The present study was designed to systematically investigate the ESI-MS(n) behavior of a complex 3, 7-O-glycosyl flavonol, kaempferol 3-O-α-L-[2,3-di-O-β-D-(6-E-p-coumaroyl)glucopyranosyl]-rhamnopyranosyl-7-O-α-L-rhamnopyranoside (KO) isolated from Epimedium wushanense, and to address the elimination priority among different glycosylation sites and different sugars/substituents. The direct-infusion ESI-MS(n) experiment of KO was performed on a hybrid LTQ-Orbitrap Velos Pro mass spectrometer in both negative and positive ion modes by three different fragmentation mechanisms (CID, HCD, and PQD). The CID, HCD, and PQD analyses of KO exhibited remarkable discrimination in respect of the scan range, richness, and distribution of product ions through the entire spectra.
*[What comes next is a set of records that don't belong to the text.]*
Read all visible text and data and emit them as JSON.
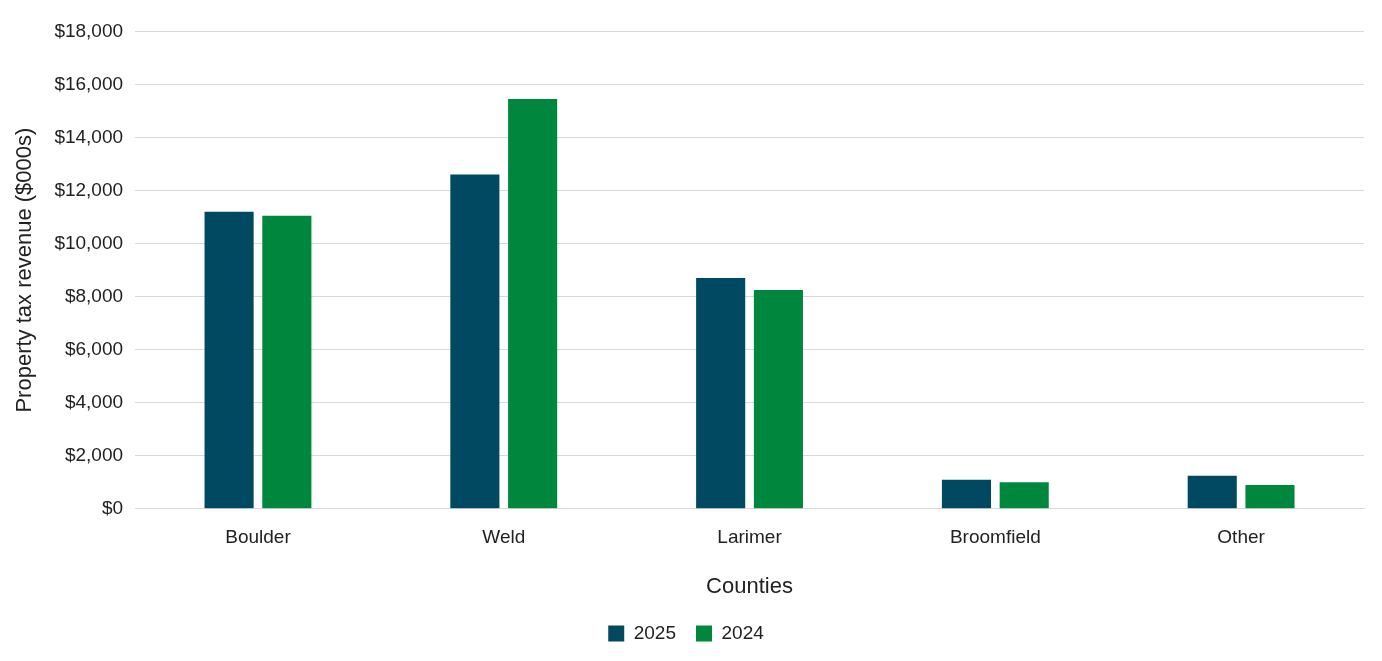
{
  "chart_data": {
    "type": "bar",
    "xlabel": "Counties",
    "ylabel": "Property tax revenue ($000s)",
    "categories": [
      "Boulder",
      "Weld",
      "Larimer",
      "Broomfield",
      "Other"
    ],
    "series": [
      {
        "name": "2025",
        "color": "#004960",
        "values": [
          11200,
          12600,
          8700,
          1100,
          1250
        ]
      },
      {
        "name": "2024",
        "color": "#00873e",
        "values": [
          11050,
          15450,
          8250,
          1000,
          900
        ]
      }
    ],
    "ylim": [
      0,
      18000
    ],
    "yticks": [
      {
        "value": 0,
        "label": "$0"
      },
      {
        "value": 2000,
        "label": "$2,000"
      },
      {
        "value": 4000,
        "label": "$4,000"
      },
      {
        "value": 6000,
        "label": "$6,000"
      },
      {
        "value": 8000,
        "label": "$8,000"
      },
      {
        "value": 10000,
        "label": "$10,000"
      },
      {
        "value": 12000,
        "label": "$12,000"
      },
      {
        "value": 14000,
        "label": "$14,000"
      },
      {
        "value": 16000,
        "label": "$16,000"
      },
      {
        "value": 18000,
        "label": "$18,000"
      }
    ],
    "grid": "y",
    "legend": "bottom"
  }
}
KO experienced different fragmentation pathways between two ionization modes: the negative mode CID of KO eliminated the glycosyl portions (priority: 7-sugar > 3-substituent and terminal substituents > inner sugar) and produced aglycone product ions at m/z 284.03/285.04; however, abundant sodium-adduct B(3)2 together with subsequent (i,j)X(3)0 cleavages were found characteristic for the positive mode CID-MS(n). The fragmentation pathways by CID for KO were proposed by analyzing the high accuracy ESI-MS(n) data. Complementary structural information of KO regarding the aglycone and glycosyl portions was obtained by analyzing the ESI-MS(n) data in both ionization modes. In conclusion, the LTQ-Orbitrap method facilitates highly reliable qualitative analysis of bioactive flavonoids with three alternative fragmentation modes.